Anti-IDH1 R132H (clone QM002)

Monoclonal Antibody Specific for IDH1 R132H Point Mutation – A Key Diagnostic Marker in Brain Tumors
The monoclonal antibody specific for the IDH1 R132H point mutation is characterized by:
✔ Strong immunohistochemical staining (IHC)
✔ Consistent performance and reliability
✔ Absence of non-specific background staining
These features make it highly useful for detecting mutant IDH1 in FFPE tissue sections, facilitating the diagnosis and classification of brain tumors according to the WHO classification.
IDH1 – Wild-Type and Mutant Form
Isocitrate dehydrogenase 1 (IDH1) is an enzyme that catalyzes the third step of the citric acid cycle, converting isocitrate into alpha-ketoglutarate and releasing CO₂.
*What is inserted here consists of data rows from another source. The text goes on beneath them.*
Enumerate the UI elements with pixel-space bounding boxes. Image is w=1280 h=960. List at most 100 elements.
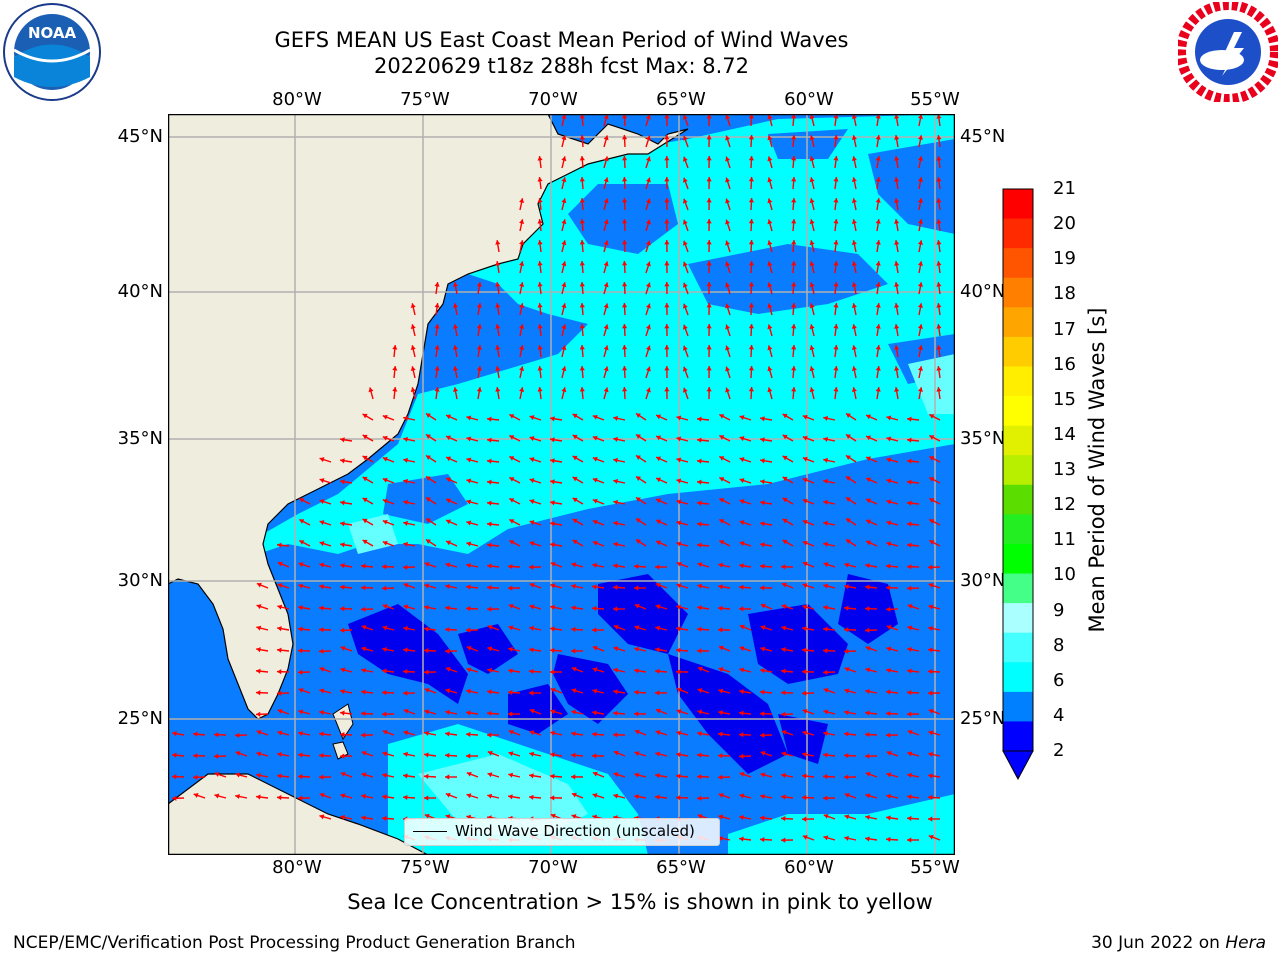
wave-direction-arrowhead: [917, 324, 924, 329]
wave-direction-arrowhead: [697, 521, 702, 527]
wave-direction-arrowhead: [739, 753, 744, 759]
wave-direction-arrowhead: [368, 387, 374, 393]
wave-direction-arrowhead: [718, 774, 723, 780]
wave-direction-arrowhead: [446, 456, 451, 462]
wave-direction-arrowhead: [739, 732, 744, 738]
wave-direction-arrowhead: [466, 645, 472, 651]
wave-direction-arrowhead: [725, 282, 731, 288]
wave-direction-arrowhead: [403, 604, 409, 610]
wave-direction-arrowhead: [739, 436, 745, 442]
wave-direction-arrowhead: [635, 413, 641, 418]
wave-direction-arrowhead: [718, 753, 723, 759]
wave-direction-arrowhead: [907, 521, 912, 527]
legend-label: Wind Wave Direction (unscaled): [455, 822, 695, 840]
lat-label-left: 40°N: [117, 281, 163, 302]
period-band-dark: [348, 604, 468, 704]
wave-direction-arrowhead: [917, 177, 924, 182]
wave-direction-arrowhead: [613, 793, 619, 799]
wave-direction-arrowhead: [865, 606, 870, 612]
wave-direction-arrowhead: [550, 795, 555, 801]
wave-direction-arrowhead: [550, 521, 555, 527]
wave-direction-arrowhead: [928, 583, 934, 588]
wave-direction-arrowhead: [697, 479, 702, 485]
wave-direction-arrowhead: [214, 753, 219, 759]
colorbar-segment: [1003, 543, 1033, 575]
wave-direction-arrowhead: [739, 584, 744, 590]
wave-direction-arrowhead: [886, 415, 892, 421]
wave-direction-arrowhead: [676, 436, 682, 442]
wave-direction-arrowhead: [886, 750, 892, 756]
wave-direction-arrowhead: [802, 730, 808, 736]
wave-direction-arrowhead: [760, 585, 765, 591]
wave-direction-arrowhead: [928, 794, 933, 801]
wave-direction-arrowhead: [214, 772, 220, 777]
wave-direction-arrowhead: [739, 563, 744, 569]
lat-label-right: 30°N: [960, 570, 1006, 591]
wave-direction-arrowhead: [802, 498, 808, 504]
wave-direction-arrowhead: [739, 793, 745, 799]
wave-direction-arrowhead: [298, 795, 303, 801]
wave-direction-arrowhead: [571, 774, 576, 780]
wave-direction-arrowhead: [362, 476, 368, 482]
wave-direction-arrowhead: [676, 561, 682, 567]
wave-direction-arrowhead: [193, 731, 198, 737]
wave-direction-arrowhead: [907, 646, 912, 653]
wave-direction-arrowhead: [936, 240, 942, 245]
colorbar-tick-label: 4: [1053, 704, 1065, 726]
wave-direction-arrowhead: [928, 669, 933, 675]
colorbar-segment: [1003, 307, 1033, 338]
wave-direction-arrowhead: [487, 750, 493, 756]
wave-direction-arrowhead: [519, 345, 525, 350]
wave-direction-arrowhead: [487, 542, 492, 548]
wave-direction-arrowhead: [851, 303, 857, 308]
wave-direction-arrowhead: [425, 413, 431, 418]
wave-direction-arrowhead: [579, 177, 585, 182]
wave-direction-arrowhead: [571, 752, 576, 758]
lon-label-bottom: 80°W: [272, 857, 322, 878]
wave-direction-arrowhead: [592, 731, 597, 737]
wave-direction-arrowhead: [833, 114, 839, 119]
wave-direction-arrowhead: [434, 345, 440, 350]
wave-direction-arrowhead: [452, 345, 459, 350]
wave-direction-arrowhead: [361, 793, 366, 799]
wave-period-map: [168, 114, 955, 855]
wave-direction-arrowhead: [823, 730, 828, 737]
wave-direction-arrowhead: [739, 520, 745, 526]
wave-direction-arrowhead: [571, 605, 576, 611]
wave-direction-arrowhead: [656, 498, 661, 504]
wave-direction-arrowhead: [697, 416, 702, 422]
colorbar-segment: [1003, 396, 1033, 427]
wave-direction-arrowhead: [718, 584, 723, 590]
wave-direction-arrowhead: [718, 731, 723, 737]
wave-direction-arrowhead: [410, 345, 416, 351]
wave-direction-arrowhead: [760, 751, 766, 756]
wave-direction-arrowhead: [823, 541, 828, 547]
wave-direction-arrowhead: [403, 708, 409, 714]
wave-direction-arrowhead: [936, 219, 942, 224]
wave-direction-arrowhead: [529, 436, 535, 442]
lon-label-top: 65°W: [656, 89, 706, 110]
wave-direction-arrowhead: [719, 540, 725, 545]
wave-direction-arrowhead: [781, 690, 786, 696]
wave-direction-arrowhead: [382, 456, 388, 462]
wave-direction-arrowhead: [767, 261, 773, 267]
wave-direction-arrowhead: [844, 753, 849, 759]
footer-credit: NCEP/EMC/Verification Post Processing Pr…: [13, 933, 576, 953]
wave-direction-arrowhead: [645, 219, 651, 225]
wave-direction-arrowhead: [739, 814, 744, 821]
wave-direction-arrowhead: [487, 667, 492, 673]
wave-direction-arrowhead: [725, 303, 731, 309]
wave-direction-arrowhead: [172, 752, 177, 758]
wave-direction-arrowhead: [706, 114, 712, 119]
wave-direction-arrowhead: [929, 456, 935, 461]
wave-direction-arrowhead: [403, 564, 408, 570]
colorbar-tick-label: 13: [1053, 459, 1076, 480]
wave-direction-arrowhead: [445, 814, 451, 820]
wave-direction-arrowhead: [425, 539, 431, 544]
wave-direction-arrowhead: [719, 414, 725, 419]
wave-direction-arrowhead: [725, 345, 731, 351]
lon-label-bottom: 70°W: [528, 857, 578, 878]
wave-direction-arrowhead: [809, 219, 815, 225]
wave-direction-arrowhead: [256, 582, 262, 588]
wave-direction-arrowhead: [739, 606, 744, 612]
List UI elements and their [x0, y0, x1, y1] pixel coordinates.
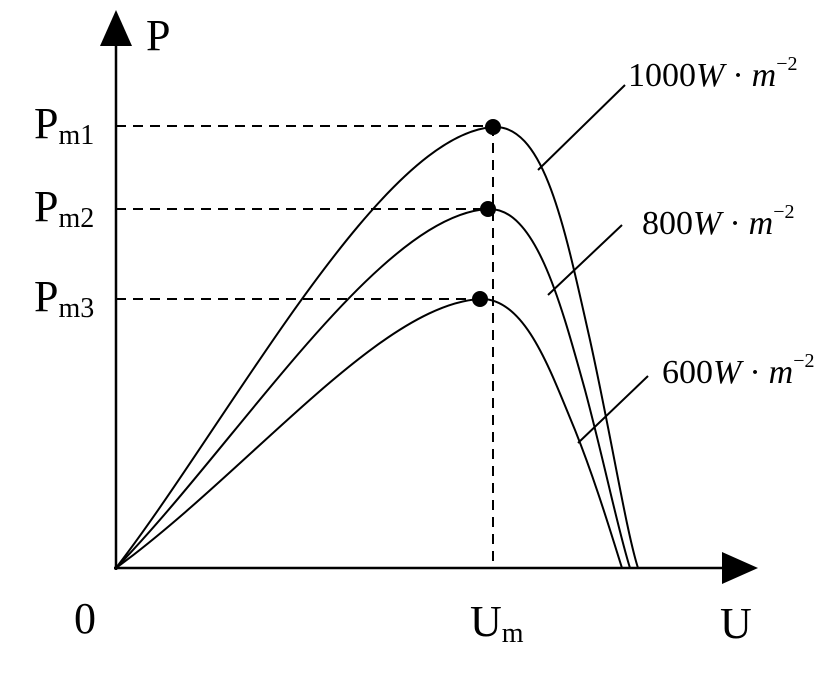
exponent: −2 [793, 350, 814, 372]
peak-point [485, 119, 501, 135]
curve-label: 800W · m−2 [642, 201, 795, 242]
separator: · [732, 57, 743, 94]
leader-line [577, 375, 649, 444]
leader-line [537, 84, 626, 171]
unit: W [713, 354, 744, 391]
peak-label: Pm2 [34, 182, 94, 234]
peak-sub: m2 [58, 203, 94, 234]
origin-label: 0 [74, 594, 96, 643]
peak-label: Pm3 [34, 272, 94, 324]
unit: W [696, 57, 727, 94]
x-tick-base: U [470, 597, 502, 646]
peak-base: P [34, 272, 58, 321]
unit: W [693, 205, 724, 242]
irradiance-value: 1000 [628, 57, 696, 94]
curve-1000 [115, 125, 639, 569]
curve-800 [115, 207, 631, 569]
curve-label: 600W · m−2 [662, 350, 815, 391]
y-arrow [100, 10, 132, 46]
peak-base: P [34, 99, 58, 148]
exponent: −2 [773, 201, 794, 223]
curve-label: 1000W · m−2 [628, 53, 798, 94]
unit-base: m [769, 354, 794, 391]
exponent: −2 [776, 53, 797, 75]
x-tick-label: Um [470, 597, 524, 649]
unit-base: m [749, 205, 774, 242]
peak-label: Pm1 [34, 99, 94, 151]
leader-line [547, 224, 623, 296]
y-axis-label: P [146, 11, 170, 60]
x-arrow [722, 552, 758, 584]
separator: · [749, 354, 760, 391]
x-tick-sub: m [502, 618, 524, 649]
peak-sub: m1 [58, 120, 94, 151]
irradiance-value: 800 [642, 205, 693, 242]
peak-point [480, 201, 496, 217]
peak-sub: m3 [58, 293, 94, 324]
irradiance-value: 600 [662, 354, 713, 391]
peak-point [472, 291, 488, 307]
curve-600 [115, 297, 623, 569]
peak-base: P [34, 182, 58, 231]
unit-base: m [752, 57, 777, 94]
separator: · [729, 205, 740, 242]
x-axis-label: U [720, 599, 752, 648]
✔ Localization: Cytoplasm and peroxisomes
✔ Presence: Widely expressed across species, including organisms that lack a complete Krebs cycle
Mutations in IDH1 most commonly involve a missense substitution at codon 132, leading to:
✔ Loss of normal enzymatic function
✔ Abnormal production of 2-hydroxyglutarate (2HG)
✔ Inhibition of alpha-ketoglutarate-dependent enzymes (including histone and DNA demethylases)
✔ Widespread histone and DNA methylation changes, which may contribute to tumorigenesis
IDH1 R132H – A Key Mutation in Neuropathology
The IDH1 R132H point mutation is found in over 70% of gliomas, particularly in:
✔ WHO Grade II and III gliomas
✔ Secondary glioblastoma (WHO Grade IV)
The high prevalence of IDH1 mutations in oligodendroglial tumors makes it a critical marker in distinguishing oligodendrogliomas from other clear-cell neoplasms.
IDH1 status can be assessed via IHC to detect the mutant protein; however, if negative or inconclusive, further DNA-based analysis is required.
Clinical Significance of IDH1 Mutation
✔ IDH1 mutation has both diagnostic and prognostic value in primary brain tumors.
✔ Tumors with IDH1 mutations are associated with better overall prognosis.
IDH1 R132H Mutation in Other Cancers
Research has identified IDH1 mutations in various malignancies, including:
✔ Acute myeloid leukemia (AML)
✔ Acute lymphoblastic leukemia (ALL)
✔ Cholangiocarcinoma
✔ Chondrosarcomas
✔ Prostate cancer
✔ Papillary breast carcinoma
✔ Melanoma
✔ Angioimmunoblastic T-cell lymphoma
✔ Primary myelofibrosis
The presence of IDH1 mutations suggests a broader oncogenic role for this enzyme, making it an important diagnostic and therapeutic target across different cancer types.